NB. Paradoxically, being 2 hours late for an important appointment does not constitute loss of face.

We can minimize the potential for lost face by regulating our own behaviour, in particular the display of public emotions. This contradicts the culture of many farangs, but hey, nobody said that this was going to be easy. It’s time to take a chill pill, people.

The notable exception to this rule can be found in the constant stream of dross that is served up masquerading as entertainment under the banner of lakorn (Thai soap operas). In these melodramatic parodies of high society, the women scream, shout or sob in petulant tantrums that serve as the antithesis of accepted decorum. When I first saw a Thai soap opera, I was extremely confused. I wasn’t sure whether I had been misinformed about public displays of emotion, or whether the soap operas were just flouting the rules. As with most things in Thailand, it was the latter. Considering how popular these soaps are, we should be thankful the “stars” don’t serve as role models.
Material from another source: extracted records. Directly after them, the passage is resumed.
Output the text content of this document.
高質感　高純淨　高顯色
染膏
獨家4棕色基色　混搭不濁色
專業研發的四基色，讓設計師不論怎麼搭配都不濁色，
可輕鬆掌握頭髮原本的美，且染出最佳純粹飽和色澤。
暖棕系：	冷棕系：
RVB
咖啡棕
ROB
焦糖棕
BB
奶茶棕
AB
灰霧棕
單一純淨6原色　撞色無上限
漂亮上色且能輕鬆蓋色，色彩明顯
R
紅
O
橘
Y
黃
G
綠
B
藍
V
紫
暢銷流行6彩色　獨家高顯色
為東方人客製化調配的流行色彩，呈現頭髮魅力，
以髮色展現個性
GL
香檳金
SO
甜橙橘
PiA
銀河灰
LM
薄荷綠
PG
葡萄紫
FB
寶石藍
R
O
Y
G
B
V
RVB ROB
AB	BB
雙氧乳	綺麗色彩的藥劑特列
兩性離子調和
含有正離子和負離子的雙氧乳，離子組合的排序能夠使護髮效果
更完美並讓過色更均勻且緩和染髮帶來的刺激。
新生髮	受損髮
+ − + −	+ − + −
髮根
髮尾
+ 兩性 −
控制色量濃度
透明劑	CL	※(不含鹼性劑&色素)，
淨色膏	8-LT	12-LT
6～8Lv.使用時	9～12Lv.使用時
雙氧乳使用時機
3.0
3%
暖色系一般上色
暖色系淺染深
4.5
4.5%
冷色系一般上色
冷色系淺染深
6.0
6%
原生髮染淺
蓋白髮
On a personal note, I know that I also fall foul of this rule on occasion by showing anger or annoyance in public. My wife becomes highly embarrassed if I raise my voice with, for example, a taxi driver who refuses to use his metre. The Thai way dictates that you should just accept this and move on because showing such negative emotions is considered childish behaviour.
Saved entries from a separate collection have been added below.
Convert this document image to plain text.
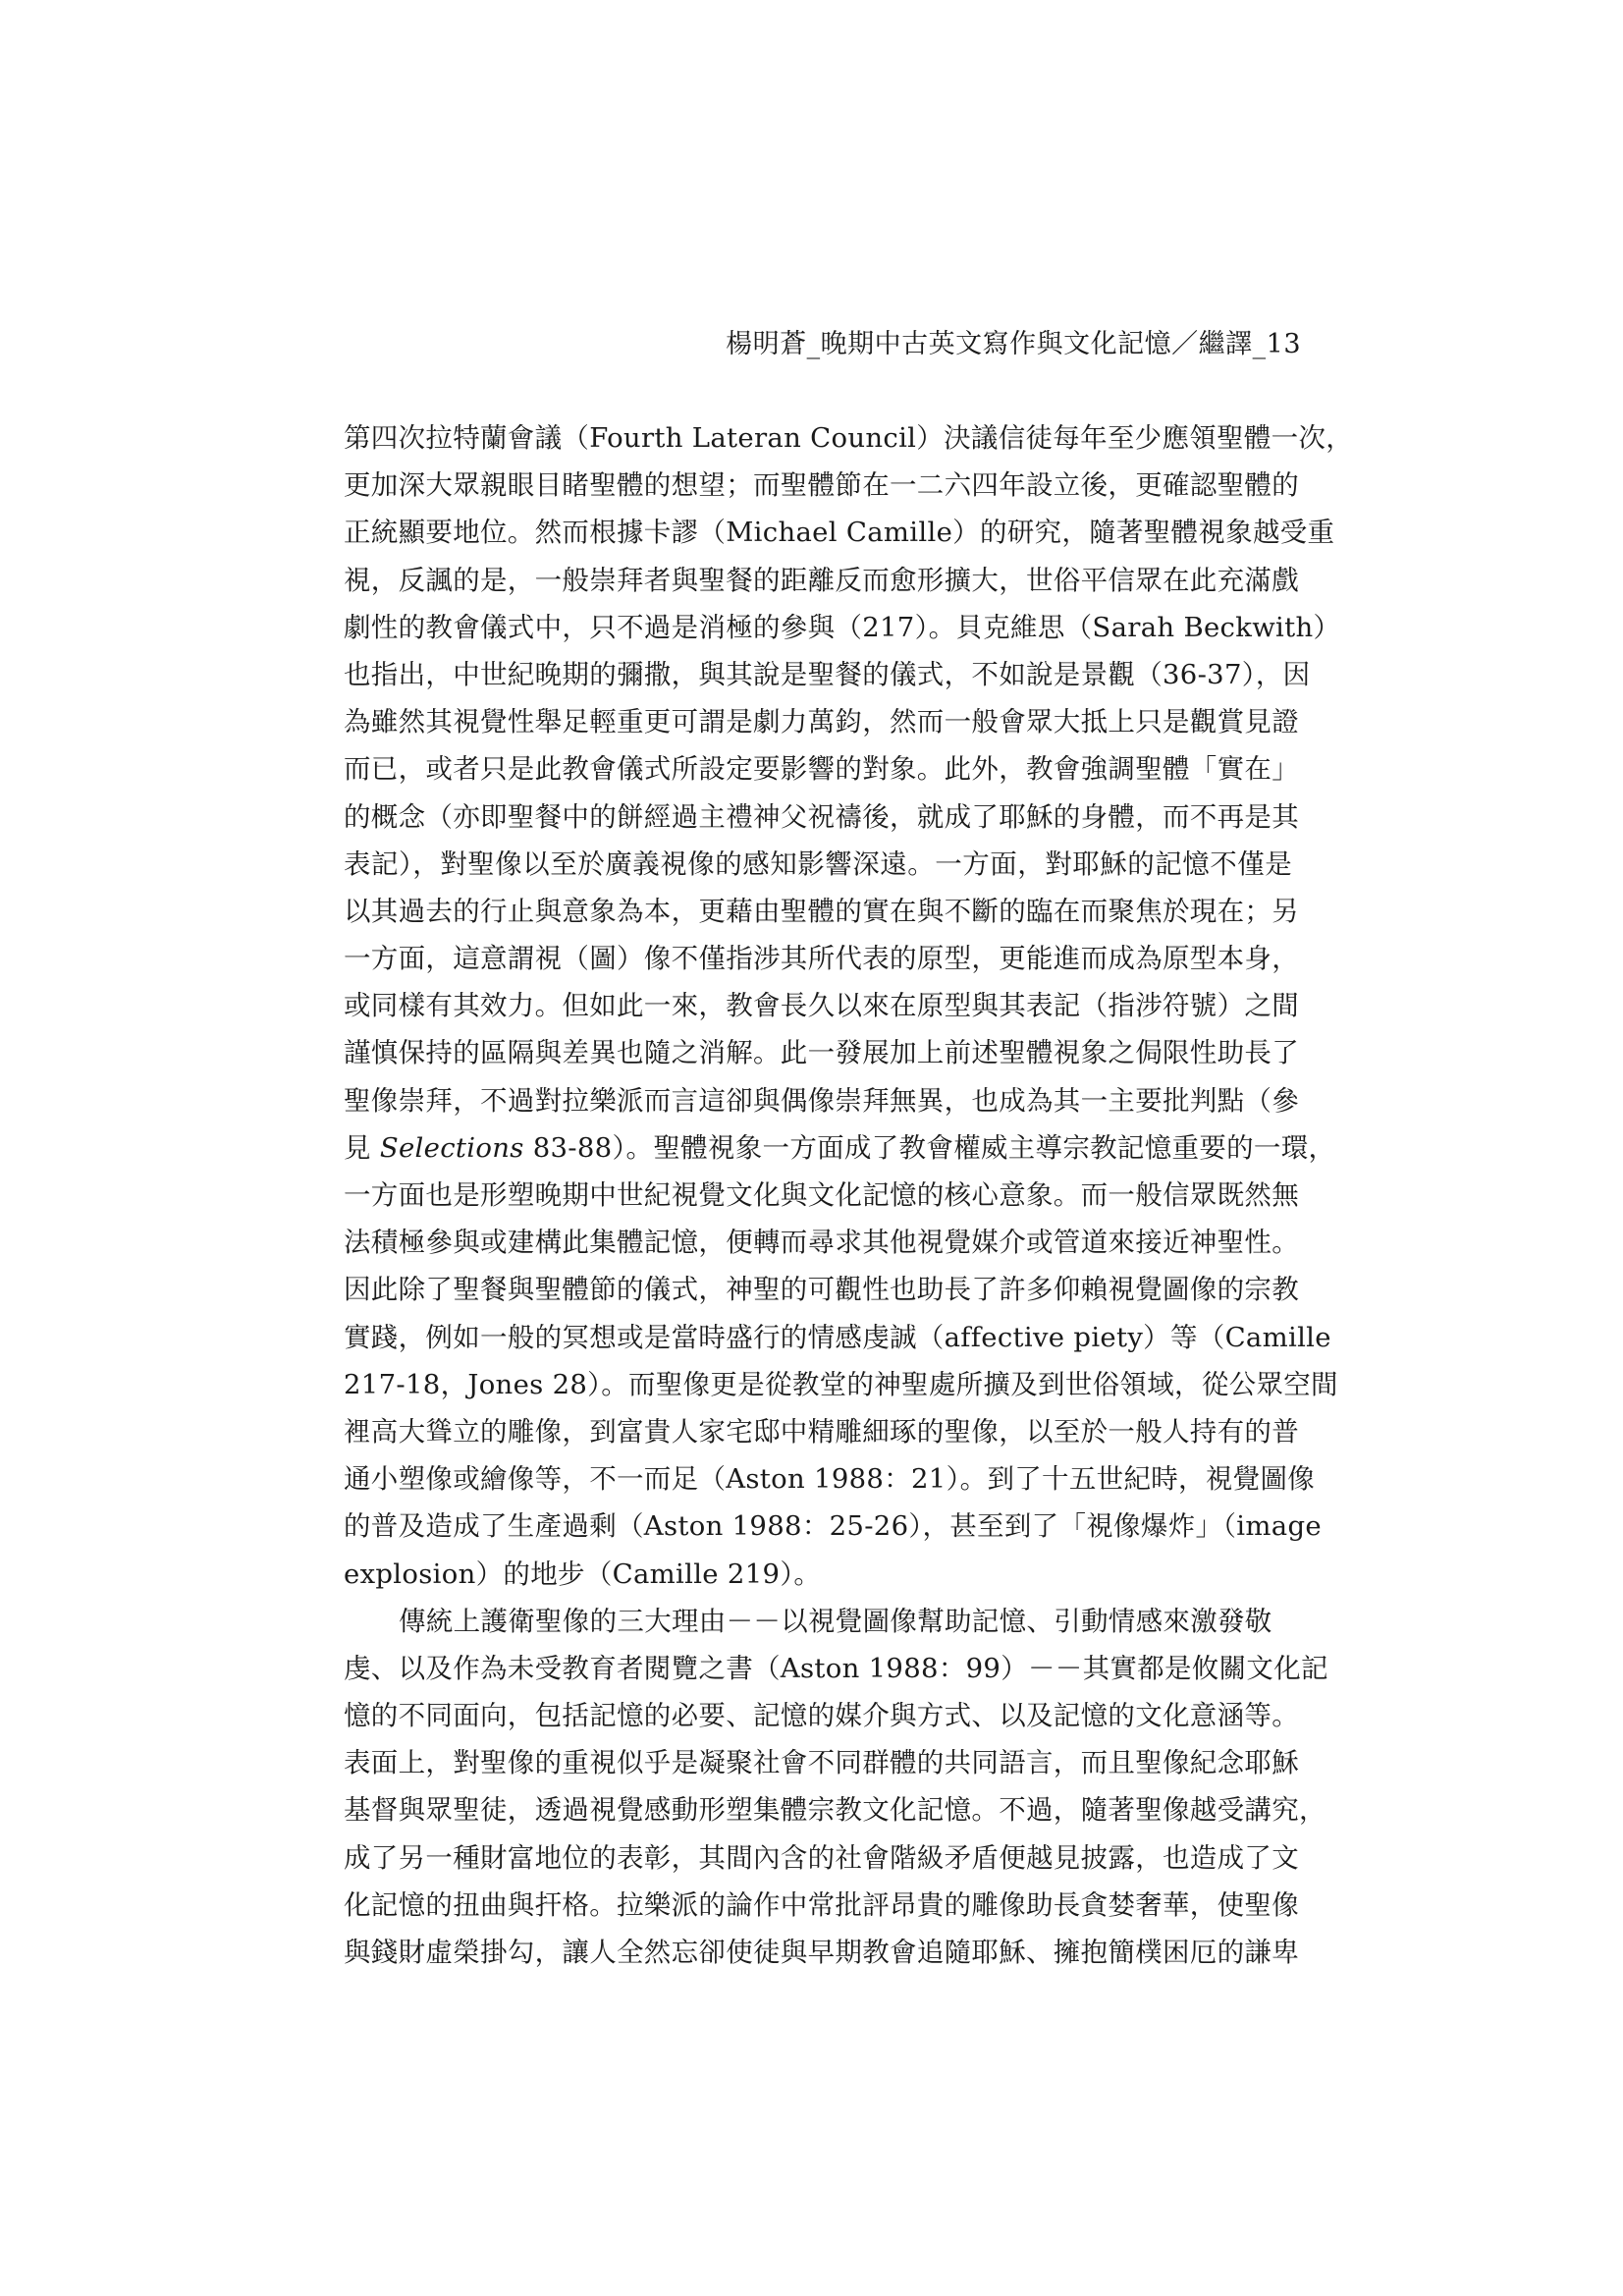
楊明蒼_晚期中古英文寫作與文化記憶／繼譯_13
第四次拉特蘭會議（Fourth Lateran Council）決議信徒每年至少應領聖體一次，
更加深大眾親眼目睹聖體的想望；而聖體節在一二六四年設立後，更確認聖體的
正統顯要地位。然而根據卡謬（Michael Camille）的研究，隨著聖體視象越受重
視，反諷的是，一般崇拜者與聖餐的距離反而愈形擴大，世俗平信眾在此充滿戲
劇性的教會儀式中，只不過是消極的參與（217）。貝克維思（Sarah Beckwith）
也指出，中世紀晚期的彌撒，與其說是聖餐的儀式，不如說是景觀（36-37），因
為雖然其視覺性舉足輕重更可謂是劇力萬鈞，然而一般會眾大抵上只是觀賞見證
而已，或者只是此教會儀式所設定要影響的對象。此外，教會強調聖體「實在」
的概念（亦即聖餐中的餅經過主禮神父祝禱後，就成了耶穌的身體，而不再是其
表記），對聖像以至於廣義視像的感知影響深遠。一方面，對耶穌的記憶不僅是
以其過去的行止與意象為本，更藉由聖體的實在與不斷的臨在而聚焦於現在；另
一方面，這意謂視（圖）像不僅指涉其所代表的原型，更能進而成為原型本身，
或同樣有其效力。但如此一來，教會長久以來在原型與其表記（指涉符號）之間
謹慎保持的區隔與差異也隨之消解。此一發展加上前述聖體視象之侷限性助長了
聖像崇拜，不過對拉樂派而言這卻與偶像崇拜無異，也成為其一主要批判點（參
見 Selections 83-88）。聖體視象一方面成了教會權威主導宗教記憶重要的一環，
一方面也是形塑晚期中世紀視覺文化與文化記憶的核心意象。而一般信眾既然無
法積極參與或建構此集體記憶，便轉而尋求其他視覺媒介或管道來接近神聖性。
因此除了聖餐與聖體節的儀式，神聖的可觀性也助長了許多仰賴視覺圖像的宗教
實踐，例如一般的冥想或是當時盛行的情感虔誠（affective piety）等（Camille
217-18，Jones 28）。而聖像更是從教堂的神聖處所擴及到世俗領域，從公眾空間
裡高大聳立的雕像，到富貴人家宅邸中精雕細琢的聖像，以至於一般人持有的普
通小塑像或繪像等，不一而足（Aston 1988：21）。到了十五世紀時，視覺圖像
的普及造成了生產過剩（Aston 1988：25-26），甚至到了「視像爆炸」（image
explosion）的地步（Camille 219）。
傳統上護衛聖像的三大理由－－以視覺圖像幫助記憶、引動情感來激發敬
虔、以及作為未受教育者閱覽之書（Aston 1988：99）－－其實都是攸關文化記
憶的不同面向，包括記憶的必要、記憶的媒介與方式、以及記憶的文化意涵等。
表面上，對聖像的重視似乎是凝聚社會不同群體的共同語言，而且聖像紀念耶穌
基督與眾聖徒，透過視覺感動形塑集體宗教文化記憶。不過，隨著聖像越受講究，
成了另一種財富地位的表彰，其間內含的社會階級矛盾便越見披露，也造成了文
化記憶的扭曲與扞格。拉樂派的論作中常批評昂貴的雕像助長貪婪奢華，使聖像
與錢財虛榮掛勾，讓人全然忘卻使徒與早期教會追隨耶穌、擁抱簡樸困厄的謙卑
It is something that I really struggle to come to terms with. If somebody has caused me a problem through their incompetence, lack of respect or cheating, I feel compelled, as a farang, to let them know that I find that unacceptable. If someone cuts in front of me in a queue, I will give them a mouthful. I don’t want to meekly accept being mistreated in any way, but this is what is expected in Thai culture and this is where I struggle to adapt or embrace this cultural nuance. I, therefore, neither practice nor preach, but I do proffer some advice.

If you are in an official situation such as applying for a visa, displaying anger, annoyance or frustration can be particularly counter-productive, no matter how warranted you feel these emotional outbursts are. I have learnt the importance of playing the game in these situations. Let’s face it. You are not going to make an immigration official change his mind because you swore at him, regardless of whether his cultural conditioning dictates that such a tirade causes him lost face or not. In such a situation, it’s a good time to bite your tongue and meditate on the balancing of your chi.

You should also be aware that Thais will not admit they don’t know or understand something as this would also lead to lost face. For this reason, you should always double check or clarify with open (wh) questions when asking for information or advice. Never use closed (yes/no) questions when asking for directions.

Finally, if you think that you have caused a Thai to lose face or if you feel that they are in a face-losing situation, leave them a way out. For example, if they have made a mistake, don’t draw attention to it. If you feel they haven’t understood something, never ask, “Do you understand?” It’s better to choose less direct words and say something like, “I’m not sure I explained that very well. What I’m trying to say is…”

No matter how delicately you tread the cultural tightrope, you will have certainly caused someone to lose face without even realising it, although they would never admit it because that would cause more lost face and wouldn’t be greng jai. Now there’s another cultural landmine to watch out for.